Are GPU shaders Turing complete

I understand that complete GPUs are behemoths of computing - including every step of calculation, and memory. So obviously a GPU can compute whatever we want - it's Turing complete.

My question is in regard to a single shader on various GPUs ("Stream Processor"/"CUDA Core"):
Is it Turing complete?
Can I (in theory) compute an arbitrary function over arbitrary inputs by using a single shader?
I'm trying to understand at what "scale" of computation shaders live.

Did You mean shader as a program used to compute shading?

On wiki talk I found:

(...)Shader models 1.x and 2.0 are indeed not Turing complete, because they lack a generalised iteration capability (they do have some limited looping constructs, but this is effectively unrolled at compile time, so the number of iterations must be constant).
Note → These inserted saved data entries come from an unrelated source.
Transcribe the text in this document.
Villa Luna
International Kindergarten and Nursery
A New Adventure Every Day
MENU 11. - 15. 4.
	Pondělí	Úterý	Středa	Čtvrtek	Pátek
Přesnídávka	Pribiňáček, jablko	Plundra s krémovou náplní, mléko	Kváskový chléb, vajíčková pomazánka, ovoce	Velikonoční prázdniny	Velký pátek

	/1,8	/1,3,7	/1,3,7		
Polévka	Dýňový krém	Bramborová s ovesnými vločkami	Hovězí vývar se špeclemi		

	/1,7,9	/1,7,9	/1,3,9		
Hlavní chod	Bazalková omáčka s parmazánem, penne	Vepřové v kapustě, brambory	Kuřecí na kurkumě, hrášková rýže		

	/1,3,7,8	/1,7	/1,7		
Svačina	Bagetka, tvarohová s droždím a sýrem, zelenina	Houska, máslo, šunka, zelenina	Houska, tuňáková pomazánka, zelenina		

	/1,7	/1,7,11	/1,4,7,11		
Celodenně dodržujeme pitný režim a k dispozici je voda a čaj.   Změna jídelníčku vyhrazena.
Shader model 3.0, which is used in the latest PC hardware and on Xbox 360, has fully general looping abilities and is Turing complete in the theoretical sense. This rather nicely highlights the difference between theory and practice, though! When people claim a device is Turing complete, what they actually mean is "if this had infinite time and infinite storage, it would be Turing complete". Shader model 3.0 is still extremely limited in register space and program instruction count, so it fails rather badly when put to any real world test.

Note that even shader 1.x can become Turing complete if you allow multiple passes of rendering operations. For instance it is trivial to implement the Game of Life using repeated render-to-texture operations. In this case the input and output textures provide a large amount of storage space, and the repeated render calls fills in for the missing iteration constructs. This is cheating, though, because it is depending on the CPU to issue the render calls!

as an example of non-turing-complete languages: Wikipedia Page on non-turing-complete Shaders

Generally it depends on shader language (and Your Turing-complete requirements), but I think that most recent shader languages can be called Turing complete (if we ignore any limitations of finite memory) bacause they can loop and read/write variables.

EDIT:

If I misunderstood Your question and You mean shader as shader processing unit (like Cuda core) then I think that single core should not be considered in category of Turing complete or not complete. GPU is not only built up on cores. Answering Your question you can program GPU with any number of cuda cores to "compute an arbitrary function over arbitrary inputs".